Dia menyebutkan bahwa terdapat banyak masukan dari masyarakat agar pemerintah daerah dapat lebih memperhatikan sekolah-sekolah yang kesulitan dalam memenuhi kebutuhan gizi siswa.
Keamanan Pangan dan Kualitas Gizi di Sekolah
Keamanan pangan menjadi salah satu topik penting yang dibahas dalam pertemuan tersebut. Dinas Pendidikan berupaya memastikan bahwa semua penyedia makanan telah memenuhi sertifikasi yang diperlukan untuk menjaga kesehatan siswa.
Nuri menekankan pentingnya sertifikasi Laik Higiene Sanitasi (SLHS) dan sertifikasi halal bagi penyedia makanan.
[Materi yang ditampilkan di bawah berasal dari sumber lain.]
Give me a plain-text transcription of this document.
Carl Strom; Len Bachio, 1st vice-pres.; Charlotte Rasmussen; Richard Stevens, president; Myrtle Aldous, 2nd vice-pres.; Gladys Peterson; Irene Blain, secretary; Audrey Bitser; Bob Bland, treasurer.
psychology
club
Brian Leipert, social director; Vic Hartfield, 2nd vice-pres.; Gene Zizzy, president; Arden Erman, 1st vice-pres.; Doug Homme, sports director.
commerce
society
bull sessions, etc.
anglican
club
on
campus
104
Namun, dia juga mengakui belum semua syarat tersebut dipenuhi di wilayahnya.
Untuk meningkatkan kesadaran, dia menambahkan, para guru diberi tanggung jawab untuk mencicipi makanan yang disajikan dalam program MBG sebelum diberikan kepada siswa. Ini dilakukan sebagai langkah pencegahan terhadap keracunan makanan.
Audiensi Selanjutnya dan Langkah Ke Depan
Wali murid yang menghadiri audiensi menyampaikan bahwa setelah pertemuan ini, mereka berencana melanjutkan diskusi untuk mencapai kesepakatan yang lebih baik. Mereka ingin memastikan bahwa suara wali murid didengarkan dan bahwa keputusan yang diambil mempertimbangkan kondisi dan kebutuhan masing-masing siswa.
Audiensi selanjutnya diharapkan dapat menjembatani kedua pihak, antara wali murid yang menginginkan kualitas makanan sesuai kapasitas mereka dan pihak pemkot yang ingin memastikan program ini dapat berjalan dengan baik.
Harapan yang terpenting adalah agar program MBG dapat berfungsi dengan baik di sekolah-sekolah yang membutuhkan dan memberikan manfaat maksimal bagi siswa-siswa yang memang berhak atas bantuan ini.